Now, it's worth considering how this applies to the example that you gave. The example of “all men are mortal, Socrates is man, therefore Socrates is mortal”. It uses first-order reasoning, and is not actually a case of modus ponens, neither premise is a conditional. However, the proof does use _modus ponens_, in that it requires us to make the following inference.

  1. (Premise) If Socrates is a man then Socrates is mortal.
  2. (Premise) Socrates is a man.
  3. (Conclusion) Therefore, Socrates is mortal.

There are two important concepts to consider: soundness and validity. These mean slightly different things for inference rules and for arguments.

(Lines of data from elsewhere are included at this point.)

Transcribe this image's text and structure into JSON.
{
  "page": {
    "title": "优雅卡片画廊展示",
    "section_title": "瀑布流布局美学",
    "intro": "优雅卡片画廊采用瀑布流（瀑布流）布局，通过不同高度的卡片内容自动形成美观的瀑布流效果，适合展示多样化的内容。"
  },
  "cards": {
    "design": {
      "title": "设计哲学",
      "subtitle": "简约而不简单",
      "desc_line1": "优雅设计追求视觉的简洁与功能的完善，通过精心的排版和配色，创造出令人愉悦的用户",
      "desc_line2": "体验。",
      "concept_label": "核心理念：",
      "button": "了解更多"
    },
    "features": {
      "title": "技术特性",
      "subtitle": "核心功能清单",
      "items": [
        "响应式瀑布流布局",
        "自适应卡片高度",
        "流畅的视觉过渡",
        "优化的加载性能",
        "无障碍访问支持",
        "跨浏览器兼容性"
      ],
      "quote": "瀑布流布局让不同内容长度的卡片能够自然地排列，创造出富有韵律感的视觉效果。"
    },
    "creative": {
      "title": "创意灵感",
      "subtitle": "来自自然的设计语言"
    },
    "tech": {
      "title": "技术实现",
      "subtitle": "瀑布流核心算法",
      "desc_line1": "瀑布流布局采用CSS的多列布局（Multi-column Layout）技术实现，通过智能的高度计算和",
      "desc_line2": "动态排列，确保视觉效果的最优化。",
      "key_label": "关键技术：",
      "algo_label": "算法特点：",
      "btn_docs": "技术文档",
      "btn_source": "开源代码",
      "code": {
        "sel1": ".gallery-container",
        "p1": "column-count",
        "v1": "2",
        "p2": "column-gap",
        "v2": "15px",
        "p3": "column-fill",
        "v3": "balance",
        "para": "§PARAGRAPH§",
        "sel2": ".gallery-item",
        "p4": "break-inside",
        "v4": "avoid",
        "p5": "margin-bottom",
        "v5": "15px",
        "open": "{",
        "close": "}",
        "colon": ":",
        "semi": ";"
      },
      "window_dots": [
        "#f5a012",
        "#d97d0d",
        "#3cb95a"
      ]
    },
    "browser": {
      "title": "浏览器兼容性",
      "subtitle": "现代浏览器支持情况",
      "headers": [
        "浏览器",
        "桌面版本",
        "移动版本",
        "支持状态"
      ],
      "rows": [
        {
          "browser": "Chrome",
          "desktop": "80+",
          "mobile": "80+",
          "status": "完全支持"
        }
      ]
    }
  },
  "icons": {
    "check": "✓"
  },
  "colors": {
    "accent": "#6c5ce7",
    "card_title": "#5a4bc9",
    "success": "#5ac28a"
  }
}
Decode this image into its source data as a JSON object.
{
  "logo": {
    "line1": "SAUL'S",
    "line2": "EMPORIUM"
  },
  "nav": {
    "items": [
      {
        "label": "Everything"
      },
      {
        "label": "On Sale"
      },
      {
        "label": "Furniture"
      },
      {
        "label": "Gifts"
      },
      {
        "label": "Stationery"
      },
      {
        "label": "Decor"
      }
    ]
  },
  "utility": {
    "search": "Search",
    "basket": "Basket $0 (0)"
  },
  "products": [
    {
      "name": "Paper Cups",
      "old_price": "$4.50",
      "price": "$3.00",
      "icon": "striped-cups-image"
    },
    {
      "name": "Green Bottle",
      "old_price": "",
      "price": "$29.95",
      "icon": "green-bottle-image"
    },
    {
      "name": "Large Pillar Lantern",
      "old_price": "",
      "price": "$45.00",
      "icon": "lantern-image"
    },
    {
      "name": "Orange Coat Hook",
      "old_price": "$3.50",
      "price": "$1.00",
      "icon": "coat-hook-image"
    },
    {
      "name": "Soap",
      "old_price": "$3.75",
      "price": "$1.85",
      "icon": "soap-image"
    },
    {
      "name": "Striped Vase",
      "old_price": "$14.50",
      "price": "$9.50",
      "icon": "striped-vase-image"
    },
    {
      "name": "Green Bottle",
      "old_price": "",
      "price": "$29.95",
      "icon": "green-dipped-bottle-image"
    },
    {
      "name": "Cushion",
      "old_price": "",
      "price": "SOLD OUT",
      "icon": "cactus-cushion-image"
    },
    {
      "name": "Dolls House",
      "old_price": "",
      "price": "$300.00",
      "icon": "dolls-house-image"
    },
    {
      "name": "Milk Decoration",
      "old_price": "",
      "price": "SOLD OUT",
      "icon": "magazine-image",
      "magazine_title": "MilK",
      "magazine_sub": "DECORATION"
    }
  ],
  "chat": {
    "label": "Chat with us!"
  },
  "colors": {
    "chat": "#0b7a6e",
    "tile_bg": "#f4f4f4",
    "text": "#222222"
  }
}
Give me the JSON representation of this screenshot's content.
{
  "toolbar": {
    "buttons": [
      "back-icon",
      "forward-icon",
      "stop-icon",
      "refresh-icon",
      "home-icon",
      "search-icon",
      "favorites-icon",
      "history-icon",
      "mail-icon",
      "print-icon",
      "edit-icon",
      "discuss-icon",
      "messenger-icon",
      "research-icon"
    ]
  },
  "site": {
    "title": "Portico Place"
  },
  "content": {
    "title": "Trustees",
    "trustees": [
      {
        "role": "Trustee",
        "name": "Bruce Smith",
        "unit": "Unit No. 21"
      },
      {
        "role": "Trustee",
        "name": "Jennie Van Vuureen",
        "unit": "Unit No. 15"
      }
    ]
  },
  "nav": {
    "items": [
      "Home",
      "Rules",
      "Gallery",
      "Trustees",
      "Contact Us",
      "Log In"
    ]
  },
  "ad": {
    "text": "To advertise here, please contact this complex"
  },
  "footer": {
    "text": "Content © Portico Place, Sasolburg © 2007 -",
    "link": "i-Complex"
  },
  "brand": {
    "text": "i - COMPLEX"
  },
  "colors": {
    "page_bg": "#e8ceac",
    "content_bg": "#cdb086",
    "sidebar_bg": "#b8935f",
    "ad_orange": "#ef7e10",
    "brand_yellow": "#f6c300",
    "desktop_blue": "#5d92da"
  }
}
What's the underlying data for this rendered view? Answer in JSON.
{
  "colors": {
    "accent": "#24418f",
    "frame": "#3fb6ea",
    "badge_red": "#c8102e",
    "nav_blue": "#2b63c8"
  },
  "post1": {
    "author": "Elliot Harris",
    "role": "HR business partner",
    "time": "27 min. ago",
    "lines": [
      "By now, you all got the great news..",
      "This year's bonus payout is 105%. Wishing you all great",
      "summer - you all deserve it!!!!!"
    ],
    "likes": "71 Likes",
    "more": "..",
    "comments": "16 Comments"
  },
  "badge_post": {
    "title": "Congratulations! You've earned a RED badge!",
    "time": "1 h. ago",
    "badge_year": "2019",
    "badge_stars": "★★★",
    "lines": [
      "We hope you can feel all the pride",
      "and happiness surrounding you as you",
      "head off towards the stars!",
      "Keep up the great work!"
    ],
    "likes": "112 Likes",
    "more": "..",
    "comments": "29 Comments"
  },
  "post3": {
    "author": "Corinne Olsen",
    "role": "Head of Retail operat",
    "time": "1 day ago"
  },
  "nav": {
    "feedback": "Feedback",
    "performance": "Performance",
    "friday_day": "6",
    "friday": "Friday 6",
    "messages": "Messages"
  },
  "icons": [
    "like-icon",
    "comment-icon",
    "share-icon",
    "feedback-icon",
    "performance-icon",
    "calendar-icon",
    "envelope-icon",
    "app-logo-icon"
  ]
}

An inference rule is sound if whenever its premises are true, then its conclusion is true. As we saw earlier, modus ponens is a sound rule of inference. The term valid is not used concerning inference rules. We do not say that an inference rule is valid or invalid.

An argument is valid if each reasoning step is an application of a sound inference rule. This means that each sentence in the argument must be true if the earlier sentences that it is based on are true. It does not make the claim that those earlier sentence are true, but just that if they are true, then the current sentence is true. An argument is sound if its premises are, in fact, true. If an argument is both sound and valid, then its conclusion must be true.

So, both

  1. (Premise) If Socrates is a man then Socrates is mortal.
  2. (Premise) Socrates is a man.
  3. (Conclusion) Therefore, Socrates is mortal.


  1. (Premise) If Italy is a man then Italy is mortal.
  2. (Premise) Italy is a man.
  3. (Conclusion) Therefore, Italy is mortal.

are valid arguments, because they use only valid inference rules (namely, modus ponens). The first argument is sound because both of its premises are true. The second argument is unsound because one of its premises its second premise, “Italy is man,” is not true.

If the conclusion of an argument is not true, it means that the argument is either invalid or unsound. (Of course, it could also be both.)

  • $\begingroup$ This is so good !!! Tnx $\endgroup$ Commented Jun 8, 2013 at 19:10

I think you confuse syntax with semantics. Modus ponens is syntactical notion whether your analysis of mortal Socrate is semantical.